Of all the terms used to categorize fiction, the one I most despise is horror.  I dislike it even more than literary fiction, and literature, which are completely meaningless terms because, since all stories are comprised of words they are all works of literary fiction, and anything that is written is, by definition, literature.  As bad as they are, though, horror is worse.

What's my problem with horror?  It is a loaded term that can't deliver what it promises.  The word horror is defined as a feeling of intense fear and loathing, so unless a horror story actually evokes these feelings, it fails.  By claiming to write horror, we're setting ourselves up for failure if we don't actually scare anyone - and that's something that is frightfully hard to do.

When was the last time you were truly scared by a horror novel or movie?  I'm often frightened by the news, but never by a work of fiction.  I was startled once, in 1979, while watching Ridley Scott's Alien in a darkened movie theatre.  The suspense of the movie made the jack-in-the-box scenes so effective that at one point I crushed my drink cup and spilled coke all over myself.

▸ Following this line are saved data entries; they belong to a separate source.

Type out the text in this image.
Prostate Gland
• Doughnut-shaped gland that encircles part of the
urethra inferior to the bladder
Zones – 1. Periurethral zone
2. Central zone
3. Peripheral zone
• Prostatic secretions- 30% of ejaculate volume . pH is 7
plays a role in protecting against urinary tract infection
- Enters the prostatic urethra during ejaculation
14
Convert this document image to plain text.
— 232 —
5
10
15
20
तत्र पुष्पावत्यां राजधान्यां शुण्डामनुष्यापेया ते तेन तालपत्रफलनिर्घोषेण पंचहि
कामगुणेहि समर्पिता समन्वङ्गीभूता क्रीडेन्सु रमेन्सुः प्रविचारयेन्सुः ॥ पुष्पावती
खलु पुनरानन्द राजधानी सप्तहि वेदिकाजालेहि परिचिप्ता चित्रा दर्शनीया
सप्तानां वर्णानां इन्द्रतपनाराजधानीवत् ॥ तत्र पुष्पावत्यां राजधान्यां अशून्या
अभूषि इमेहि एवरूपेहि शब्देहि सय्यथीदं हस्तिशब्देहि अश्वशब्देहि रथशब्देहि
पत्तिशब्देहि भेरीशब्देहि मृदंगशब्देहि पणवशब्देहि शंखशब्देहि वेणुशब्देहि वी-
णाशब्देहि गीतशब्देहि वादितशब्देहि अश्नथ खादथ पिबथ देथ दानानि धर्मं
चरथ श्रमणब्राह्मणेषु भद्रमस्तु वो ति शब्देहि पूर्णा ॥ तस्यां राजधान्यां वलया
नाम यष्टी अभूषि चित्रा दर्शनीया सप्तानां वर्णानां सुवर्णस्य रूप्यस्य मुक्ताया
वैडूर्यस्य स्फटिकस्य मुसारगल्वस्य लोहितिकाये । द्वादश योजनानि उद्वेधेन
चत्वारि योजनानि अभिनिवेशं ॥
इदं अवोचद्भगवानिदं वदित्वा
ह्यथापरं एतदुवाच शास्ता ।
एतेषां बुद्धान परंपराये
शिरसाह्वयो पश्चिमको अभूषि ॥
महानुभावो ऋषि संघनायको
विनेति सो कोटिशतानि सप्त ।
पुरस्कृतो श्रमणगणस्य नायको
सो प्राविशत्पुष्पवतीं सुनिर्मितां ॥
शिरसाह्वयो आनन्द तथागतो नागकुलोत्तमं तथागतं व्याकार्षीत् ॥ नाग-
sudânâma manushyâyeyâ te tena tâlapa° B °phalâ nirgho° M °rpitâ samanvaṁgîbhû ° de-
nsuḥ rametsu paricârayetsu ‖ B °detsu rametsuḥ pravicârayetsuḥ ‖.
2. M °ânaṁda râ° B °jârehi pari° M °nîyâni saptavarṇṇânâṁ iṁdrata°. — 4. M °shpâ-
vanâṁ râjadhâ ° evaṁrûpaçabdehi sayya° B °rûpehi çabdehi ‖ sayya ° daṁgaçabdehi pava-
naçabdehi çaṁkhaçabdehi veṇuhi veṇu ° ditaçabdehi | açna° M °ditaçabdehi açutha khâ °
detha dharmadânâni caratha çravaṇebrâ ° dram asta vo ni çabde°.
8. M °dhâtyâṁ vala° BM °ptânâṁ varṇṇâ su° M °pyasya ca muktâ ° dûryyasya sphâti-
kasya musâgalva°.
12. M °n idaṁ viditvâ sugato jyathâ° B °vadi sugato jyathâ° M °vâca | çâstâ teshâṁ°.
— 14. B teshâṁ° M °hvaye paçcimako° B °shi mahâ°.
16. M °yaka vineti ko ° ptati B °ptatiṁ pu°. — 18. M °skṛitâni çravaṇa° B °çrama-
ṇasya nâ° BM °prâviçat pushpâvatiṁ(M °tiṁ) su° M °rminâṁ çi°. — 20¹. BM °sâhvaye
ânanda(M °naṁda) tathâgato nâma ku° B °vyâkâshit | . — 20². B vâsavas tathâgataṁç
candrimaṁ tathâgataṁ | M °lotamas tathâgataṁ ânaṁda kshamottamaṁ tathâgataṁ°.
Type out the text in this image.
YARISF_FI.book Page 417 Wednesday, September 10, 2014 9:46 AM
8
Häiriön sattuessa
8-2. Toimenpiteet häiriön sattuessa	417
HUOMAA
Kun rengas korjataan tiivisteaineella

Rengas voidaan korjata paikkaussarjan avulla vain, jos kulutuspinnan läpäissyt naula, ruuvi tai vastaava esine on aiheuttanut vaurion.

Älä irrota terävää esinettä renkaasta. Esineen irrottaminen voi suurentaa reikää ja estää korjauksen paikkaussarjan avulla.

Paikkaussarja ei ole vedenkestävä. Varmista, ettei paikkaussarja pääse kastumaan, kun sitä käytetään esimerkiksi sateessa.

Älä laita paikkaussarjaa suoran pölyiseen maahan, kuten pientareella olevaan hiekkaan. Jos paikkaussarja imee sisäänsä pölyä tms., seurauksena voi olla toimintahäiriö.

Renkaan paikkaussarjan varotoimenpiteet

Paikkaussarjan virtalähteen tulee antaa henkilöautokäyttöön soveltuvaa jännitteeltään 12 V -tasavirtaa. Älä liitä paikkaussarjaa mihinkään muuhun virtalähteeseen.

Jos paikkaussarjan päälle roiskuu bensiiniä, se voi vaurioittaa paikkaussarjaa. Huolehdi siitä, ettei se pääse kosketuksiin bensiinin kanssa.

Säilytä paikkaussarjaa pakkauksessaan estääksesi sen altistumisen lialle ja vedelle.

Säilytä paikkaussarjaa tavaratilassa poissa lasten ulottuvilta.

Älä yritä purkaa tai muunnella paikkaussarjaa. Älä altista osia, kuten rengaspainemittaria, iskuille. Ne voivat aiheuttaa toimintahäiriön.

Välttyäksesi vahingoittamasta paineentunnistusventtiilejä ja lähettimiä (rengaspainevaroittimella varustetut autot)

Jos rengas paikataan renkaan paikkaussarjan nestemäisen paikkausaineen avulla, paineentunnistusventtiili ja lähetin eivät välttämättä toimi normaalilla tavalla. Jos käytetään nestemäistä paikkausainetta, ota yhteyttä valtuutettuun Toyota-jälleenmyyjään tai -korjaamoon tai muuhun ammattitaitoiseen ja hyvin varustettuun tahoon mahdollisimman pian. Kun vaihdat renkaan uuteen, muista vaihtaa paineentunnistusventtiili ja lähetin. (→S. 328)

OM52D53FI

More recently, I was disturbed and mildly nauseated by a scene early in Brian Keene's outstanding zombie novel, The Rising.  I won't spoil the scene for anyone who hasn't read this, but I will say that it is no easy feat to gross me out.  During my undergraduate years, the fridge in the biology student lounge housed nearly as many dead pig foetuses as lunch bags and we often spent our lunch hours consuming the latter while studying the innards of the former.  Biology isn't a field for the squeamish.

These are the only two instances that I can recall a horror story eliciting an emotional response.  Nonetheless, I still enjoy the genre, so clearly the story doesn't actually succeed or fail based on its ability to horrify.  I don't read horror novels or watch movies to be scared - that's beyond their capacity to deliver.  So maybe horror is a label that needs to be discarded.

I think that horror is speculative fiction that explores the most visceral aspects of human psychology, making it one of the most important branches of literature for understanding who we are and what makes us tick.  We are the sum of our fears.  Horror fiction explores those fears and drags them screaming into the light where we can examine them like foetal pig guts at lunch time.

Horror is also problematic not only as a label, but as a distinct genre, because if you accept my definition of horror as fiction that explores fear then it crosses all genre boundaries.  Instead of asking ourselves, what is horror, we now have to ask, what isn't?  Many works that are generally regarded as 'literary fiction' can just as easily be labeled horror novels: William Golding's Lord of the Flies, Joseph Conrad's Heart of Darkness, George Orwell's 1984, Anthony Burgess's A Clockwork Orange to name just a very few.

But horror literature extends much farther back than these; farther even than the gothic fiction that founded contemporary horror.  We can see horrific elements in Homer's Odyssey and all the way back to one of the earliest recorded works of fiction, the Mesopotamian Epic of Gilgamesh.

You might even say that horror forms the foundation of all literature, and it is far too nebulous to be constrained by the pigeon-hole of a genre label.  We've been telling horror stories for as long as we've had speech, yet they still receive very little respect within the writing world and are judged primarily by the racks of tawdry mass-market paper-backs and hackneyed Hollywood productions.

It's long past time to ditch the label and embrace the ghosts that haunt us.

4 comments:

Trey said...

I guess I'm just a softer touch. I can think of numerous horror works (films in particular, and a few works of literature) that while perhaps not "horror-inducing" were at least unsettling or creepy.

I know what you mean about biology not being for the squeemish. We used to start discussing what were were going to eat for lunch in the midst of our cadaver dissections in med school.

Sean P. Robson said...

Everyone's reaction is different and we feel fear in different ways. My wife can't even read Stephen King before bed or it will give her nightmares, whereas I find his books fun, but not even remotely scary.

What I'm getting at is that being scared isn't the most important thing that you take away from a horror story - it can't be; I still love them even when they don't scare me, as long as I'm entertained or challenged.

Shane Mangus said...

Good post. I agree, "horror" is a tough sell, no matter the medium. Whether it is fiction, movies or games, it is hard to scare the hell out of the reader/viewer/player. What is considered horrific is very relative to the participant. Most spiritual based horror is not very scary to me (The Exorcist for example), but body horror on the other hand (Alien, Invasion of the Body Snatchers and the like) is sometimes very creepy to me. My tastes have gravitated toward Weird fiction, which I find is the perfect name for the genre.

Sean P. Robson said...

Exactly, Shane. It's darned hard to actually frighten people, but you can creep them out. Weird fiction, dark fiction, both are better terms for the genre, in my opinion.